He argues that it is unacceptable to blame an entire group for one person's actions.
“We who believe in the Swedish values of openness and tolerance have a responsibility to fight the Islamophobia and prejudice which can follow in the wake of terror,” writes Ullenhag.
“We should never allow one individual's act to result in an entire religion being seen as suspect or having a group saddled with collective guilt.”
He points out that "more than 99.9 percent" of Sweden's estimated 400,000 Muslims are not among the list of roughly 200 violent Islamic extremists in the country identified by Swedish security service Säpo.
Ullenhag said he shared concerns expressed to him by Muslim students in the days following the December 11th suicide bombing in Stockholm that the blasts would affect perceptions of them and their families.

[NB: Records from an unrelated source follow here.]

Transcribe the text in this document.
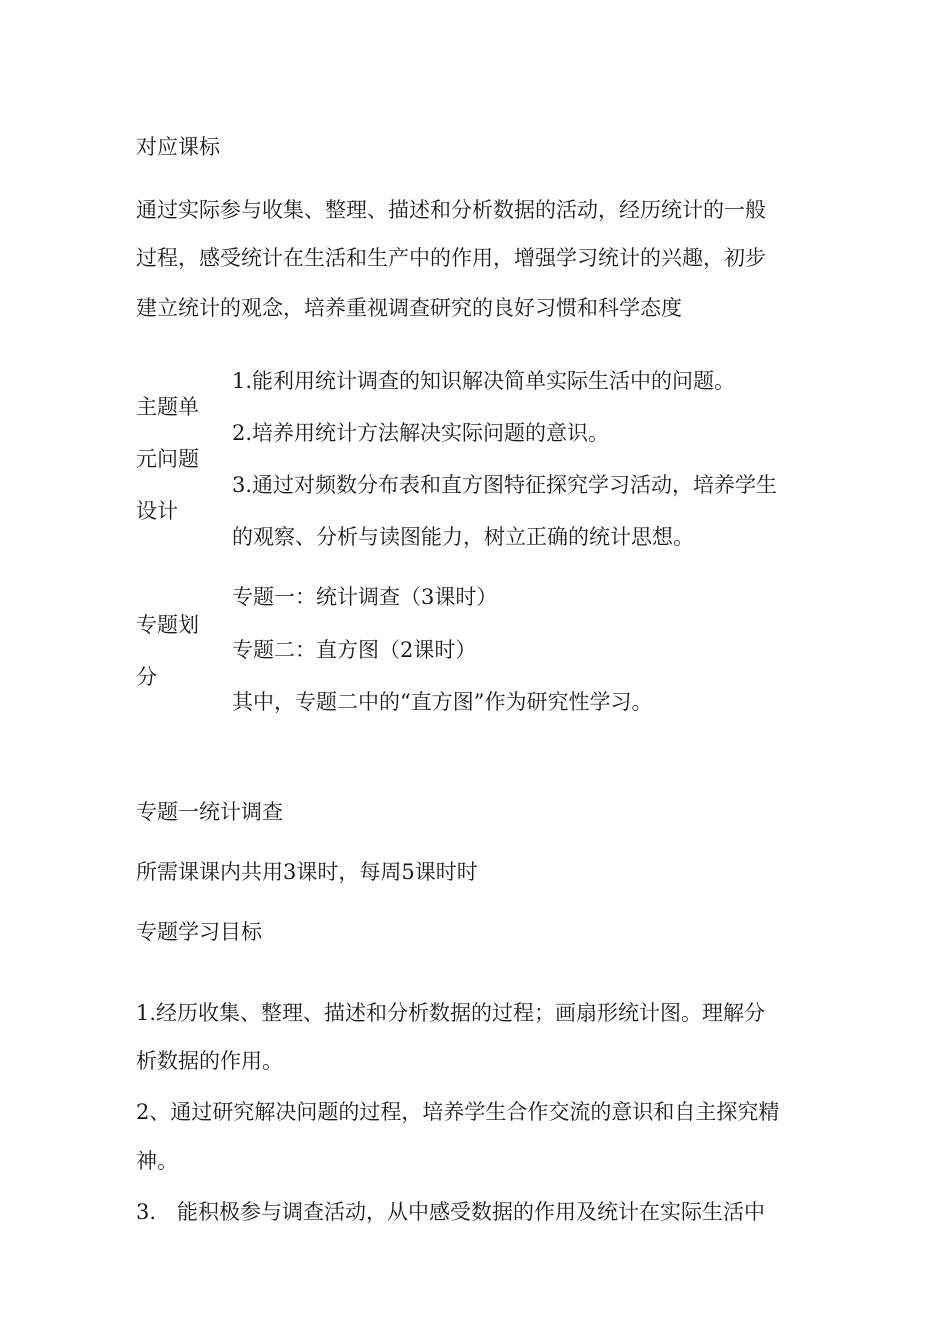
对应课标
通过实际参与收集、整理、描述和分析数据的活动，经历统计的一般
过程，感受统计在生活和生产中的作用，增强学习统计的兴趣，初步
建立统计的观念，培养重视调查研究的良好习惯和科学态度
主题单
元问题
设计
1.能利用统计调查的知识解决简单实际生活中的问题。
2.培养用统计方法解决实际问题的意识。
3.通过对频数分布表和直方图特征探究学习活动，培养学生
的观察、分析与读图能力，树立正确的统计思想。
专题划
分
专题一：统计调查（3课时）
专题二：直方图（2课时）
其中，专题二中的“直方图”作为研究性学习。
专题一统计调查
所需课课内共用3课时，每周5课时时
专题学习目标
1.经历收集、整理、描述和分析数据的过程；画扇形统计图。理解分
析数据的作用。
2、通过研究解决问题的过程，培养学生合作交流的意识和自主探究精
神。
3.　能积极参与调查活动，从中感受数据的作用及统计在实际生活中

He also cites a recent study from Sweden's Forum for Living History (Forum för levande historia) which found that tolerance among Swedish youth for Muslim, Jews, and Roma had decreased in recent years.
In an effort to counteract potential discrimination against Swedish Muslims that could result from the suicide bombing, Ullenhag is meeting on Thursday with a number of prominent leaders from Sweden's Muslim community.

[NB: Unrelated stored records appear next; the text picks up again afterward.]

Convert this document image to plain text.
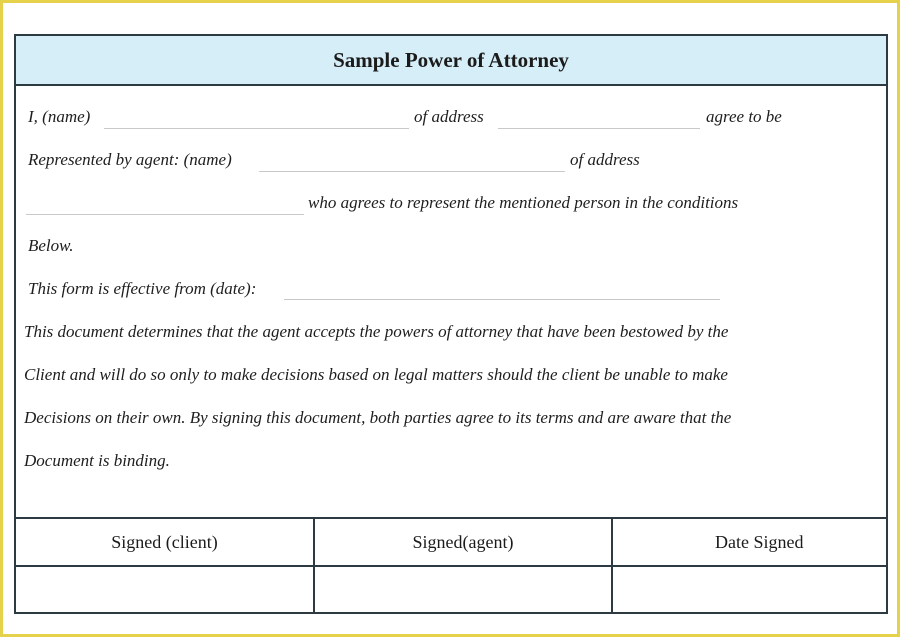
Sample Power of Attorney
I, (name)	of address	agree to be
Represented by agent: (name)	of address
who agrees to represent the mentioned person in the conditions
Below.
This form is effective from (date):
This document determines that the agent accepts the powers of attorney that have been bestowed by the
Client and will do so only to make decisions based on legal matters should the client be unable to make
Decisions on their own. By signing this document, both parties agree to its terms and are aware that the
Document is binding.
Signed (client)	Signed(agent)	Date Signed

“The purpose of the meeting is to discuss how the government can deepen its work to combat discrimination and an increasing Islamophobia,” writes Ullenhag.
“I want to listen to the experiences of Swedish Muslims and talk about what we can do to reduce polarisation and stop barriers between groups and people from taking root.”
Ullenhag further emphasised that Sweden should never abandon its ideals of openness and tolerance in the fight against terrorism.
“If a suicide bomber succeeds in creating large divisions and increased intolerance – then terror has won,” he writes.